Not to be outdone, fictions are also deeply involved in presenting this narrative, swinging from poetical films and bucolic fables to catastrophism. Science-fiction has a clear lead, even if the Collapsology-inspired environmental issue that sets the tale in motion (the end of the world is often shown in the guise of glaciation or an epidemic blamed on humanity’s errant ways) is often somewhat forgotten over the course of the film. That was the case with Spanish filmmaker Miguel Ángel Vivas’s 2015 film Extinction, for example.

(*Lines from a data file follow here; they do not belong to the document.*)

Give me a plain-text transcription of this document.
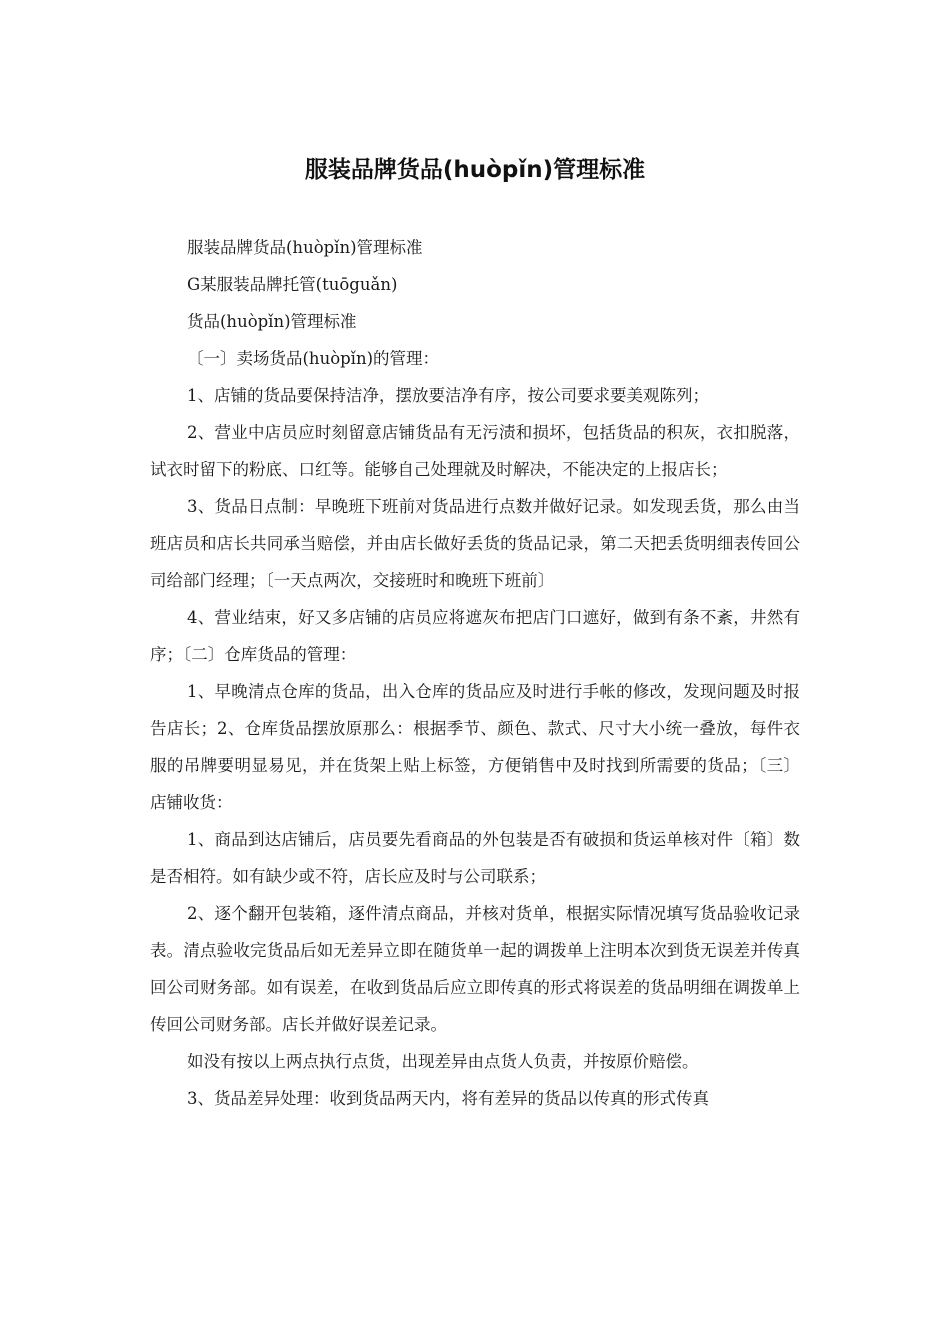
服装品牌货品(huòpǐn)管理标准

服装品牌货品(huòpǐn)管理标准

G某服装品牌托管(tuōguǎn)

货品(huòpǐn)管理标准

〔一〕卖场货品(huòpǐn)的管理：

1、店铺的货品要保持洁净，摆放要洁净有序，按公司要求要美观陈列；

2、营业中店员应时刻留意店铺货品有无污渍和损坏，包括货品的积灰，衣扣脱落，试衣时留下的粉底、口红等。能够自己处理就及时解决，不能决定的上报店长；

3、货品日点制：早晚班下班前对货品进行点数并做好记录。如发现丢货，那么由当班店员和店长共同承当赔偿，并由店长做好丢货的货品记录，第二天把丢货明细表传回公司给部门经理；〔一天点两次，交接班时和晚班下班前〕

4、营业结束，好又多店铺的店员应将遮灰布把店门口遮好，做到有条不紊，井然有序；〔二〕仓库货品的管理：

1、早晚清点仓库的货品，出入仓库的货品应及时进行手帐的修改，发现问题及时报告店长；2、仓库货品摆放原那么：根据季节、颜色、款式、尺寸大小统一叠放，每件衣服的吊牌要明显易见，并在货架上贴上标签，方便销售中及时找到所需要的货品；〔三〕店铺收货：

1、商品到达店铺后，店员要先看商品的外包装是否有破损和货运单核对件〔箱〕数是否相符。如有缺少或不符，店长应及时与公司联系；

2、逐个翻开包装箱，逐件清点商品，并核对货单，根据实际情况填写货品验收记录表。清点验收完货品后如无差异立即在随货单一起的调拨单上注明本次到货无误差并传真回公司财务部。如有误差，在收到货品后应立即传真的形式将误差的货品明细在调拨单上传回公司财务部。店长并做好误差记录。

如没有按以上两点执行点货，出现差异由点货人负责，并按原价赔偿。

3、货品差异处理：收到货品两天内，将有差异的货品以传真的形式传真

The more intimate, animal films by Jean-Jacques Annaud and Luc Jacquet offer an antidote to that kind of sensationalism. With The Bear in 1988, Wolf Totem in 2015 and The Fox and the Child, in 2007, they seem to be making films for children.
Increasing Success
The number of environmental films began to grow substantially in the 2000s – and even more so in the 2010s, stimulated by the tremendous success of Coline Serreau’s 2010 documentary Think Global, Act Rural, and Cyril Dion’s 2015 “documentary thriller” Tomorrow, both of which were fully focused on the issue of climate change. By now, the genre can take advantage of the international growth of distribution and promotion networks. So Luc Jacquet’s Ice and the Sky, about the glaciologist Claude Lorius, was screened at the closing of the 2015 Cannes Film Festival, almost 20 years after Claude Nuridsany and Marie Pérennou’s Microcosmos won the Technical Grand Prize.
Environmental organizations’ support for this type of film (whether through direct funding or, like Greenpeace, by organizing festivals of environmental documentary films) makes it clear that the cinema has become a key player and an essential tool for increasing awareness and mobilization for environmental issues. Nonetheless, it is impossible to precisely measure films’ impact on national and international environmental-protection-policy political decision-making.
The recent thematic evolution of this resolutely politically committed genre clearly shows a turn away from broader issues related to climate change and a disinterest in catastrophism. The change has favored more precise and concrete topics (e.g. plastic, shale gas) and greater optimism, which is in line with “solution-focused” journalism. Are we seeing a return to the values of the Year 01?